El lobby contemporáneo: flexibilidad y experiencia.
La distribución del lobby actual depende en gran medida de la operativa del hotelero. El concepto tradicional de recepción ha evolucionado hacia formatos más flexibles: desde mostradores convencionales hasta puntos de atención individualizados, escritorios sin barreras físicas o atención directa en zonas comunes.
Cada vez es más habitual realizar el check-in en espacios informales, como una cafetería o una zona de estar, donde el huésped puede sentarse, tomar algo y gestionar su llegada de forma relajada. También aparecen consolas autónomas que permiten el auto check-in, aportando agilidad y autonomía.
Las áreas de espera y socialización han dejado de estar compartimentadas.
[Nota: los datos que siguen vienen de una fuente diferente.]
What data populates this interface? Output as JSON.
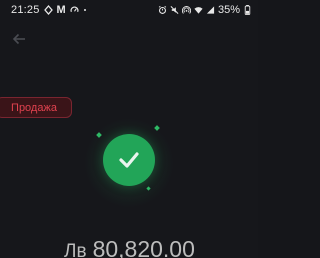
{
  "status_bar": {
    "time": "21:25",
    "app_icon_label": "M",
    "battery": "35%"
  },
  "header": {
    "back_icon": "arrow-left-icon"
  },
  "badge": {
    "label": "Продажа",
    "color": "#e0424f"
  },
  "success": {
    "icon": "checkmark-icon",
    "color": "#22a558"
  },
  "amount": {
    "currency": "Лв",
    "value": "80,820.00"
  }
}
Hoy se conciben como espacios abiertos, fluidos y versátiles, donde conviven trabajo, descanso e interacción. Además, el lobby se diseña como un espacio estratégico capaz de generar contenido visual, albergar eventos o convertirse en una nueva línea de negocio ligada a la experiencia y a la marca del hotel.
Tendencias estéticas: identidad por encima de todo.
En el plano estético, los lobbies actuales combinan operatividad, rentabilidad, confort y narrativa. De cara a 2026, se observa una preferencia por formas orgánicas, mobiliario escultórico, iluminación sensorial y texturas naturales que aportan calidez y bienestar. Los materiales sostenibles ganan protagonismo: revestimientos elaborados a partir de restos textiles, vidrio reciclado, materiales orgánicos o cerámicas con nuevas texturas y formatos.
La biofilia sigue siendo un recurso clave, así como la incorporación de artesanía, arte e identidad local para reforzar el storytelling de cada proyecto. Algunos hoteles apuestan por tonos naturales y geometrías suaves; otros por volumetrías más rotundas y contrastes cromáticos. No existe una única línea estética, porque cada hotel tiene su propia historia que contar.
Más que una tendencia, la sostenibilidad se entiende como una conciencia social y educativa que atraviesa todo el proyecto. El resultado son lobbies funcionales, flexibles y con carácter, capaces de emocionar, sorprender y dejar huella en el huésped desde el primer instante.